Avec Les deux vies de Pénélope, Judith Vanistendael livre un récit mi-figue mi-raisin à propos d’une chirurgienne dont l’engagement humanitaire, fort louable, se fait cependant au détriment de sa propre famille.
Lors des dix dernières années, Pénélope, une chirurgienne œuvrant pour une organisation humanitaire, a effectué par moins de trente-deux missions dans des pays ravagés par la guerre. Elle est si souvent absente de la maison qu’Otto, son mari, et sa fille de treize ans, Hélène, ne l’attendent même plus. Bien qu’elle soit habituellement capable de laisser les horreurs de son travail hors du foyer familial, son retour au bercail est particulièrement pénible cette fois-ci, alors que le fantôme ensanglanté d’une adolescente qu’elle n’a pas réussi à sauver à Alep l’a suivie jusque chez elle à Bruxelles. Se sentant de plus en plus impuissante face aux conflits qui ravagent le monde et trouvant difficile d’incorporer une famille dont les problèmes lui semblent bien superficiels en comparaison, Pénélope saura-t-elle trouver sa place, et réconcilier les deux mondes bien différents dans lesquels elle évolue?
La plupart du temps, les créateurs tentent de montrer leurs personnages sous leur meilleur jour, mais Judith Vanistendael fait preuve d’une honnêteté déconcertante dans Les deux vies de Pénélope. Traçant des parallèles avec l’épouse d’Ulysse, qui attendit son mari pendant près de vingt ans, l’auteure renverse ici les rôles, mais bien que le dévouement de cette femme engagée dans des actions humanitaires soit admirable, il est difficile de s’attacher à cette mère de famille qui semble davantage préoccupée par le sort des enfants de la guerre que celui de sa propre fille, et au final, on a l’impression que Pénélope cherche surtout à fuir les siens. S’il ne porte aucun jugement de valeur, le récit n’offre non plus aucune forme de résolution, et la conclusion laissera plusieurs lecteurs sur leur faim, alors que la situation demeure exactement la même à la fin qu’au début de l’histoire.
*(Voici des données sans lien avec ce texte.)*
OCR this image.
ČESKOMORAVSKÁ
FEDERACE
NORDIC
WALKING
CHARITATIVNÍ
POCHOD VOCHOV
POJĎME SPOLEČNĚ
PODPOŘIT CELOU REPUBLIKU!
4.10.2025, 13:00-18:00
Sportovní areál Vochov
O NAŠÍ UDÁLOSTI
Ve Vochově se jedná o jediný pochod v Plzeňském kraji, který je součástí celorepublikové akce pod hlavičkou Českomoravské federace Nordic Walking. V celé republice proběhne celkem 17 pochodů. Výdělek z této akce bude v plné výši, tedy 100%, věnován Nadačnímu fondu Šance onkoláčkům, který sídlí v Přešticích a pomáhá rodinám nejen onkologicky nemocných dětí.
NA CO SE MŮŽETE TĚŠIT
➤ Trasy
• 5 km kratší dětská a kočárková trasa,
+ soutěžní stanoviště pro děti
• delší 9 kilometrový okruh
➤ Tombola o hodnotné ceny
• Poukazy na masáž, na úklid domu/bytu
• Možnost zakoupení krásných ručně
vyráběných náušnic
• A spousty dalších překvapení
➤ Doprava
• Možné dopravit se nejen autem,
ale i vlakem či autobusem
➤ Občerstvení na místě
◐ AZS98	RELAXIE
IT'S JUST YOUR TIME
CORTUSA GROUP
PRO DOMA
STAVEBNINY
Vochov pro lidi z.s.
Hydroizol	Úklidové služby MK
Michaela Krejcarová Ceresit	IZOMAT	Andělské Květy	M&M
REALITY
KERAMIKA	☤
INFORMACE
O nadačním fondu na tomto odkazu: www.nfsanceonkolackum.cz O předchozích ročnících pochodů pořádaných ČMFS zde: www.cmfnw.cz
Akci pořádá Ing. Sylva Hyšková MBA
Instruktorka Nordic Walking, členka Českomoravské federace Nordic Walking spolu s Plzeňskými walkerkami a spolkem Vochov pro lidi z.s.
Autant par son sujet que son approche visuelle, Les deux vies de Pénélope est plus près du roman graphique que de la bande dessinée. Affichant toute la spontanéité et le côté brouillon des coups de pinceau sur la feuille, les illustrations sont effectuées à l’aquarelle, avec seulement quelques éléments tracés au feutre ici et là, et flottent librement sur la page, sans recours aux cases. Elle divise parfois ses planches à l’horizontale, montrant en parallèle les premières menstruations de sa fille à Bruxelles et le sang des victimes dans les salles d’opération de Syrie. Ses images intimistes et colorées atténuent la violence de certaines scènes sans pour autant diminuer la force de son propos, et ses dessins un peu brouillons, avec leurs coloriages dépassant des lignes, ne manquent toutefois pas de style.
Traitant autant de l’égalité homme/femme que de l’engagement personnel ou du stress post-traumatique, Les deux vies de Pénélope est un album profondément humain qui, sans jamais prendre parti, invite le lecteur à la réflexion.
Les deux vies de Pénélope, de Judith Vanistendael. Publié aux éditions Le Lombard, 160 pages.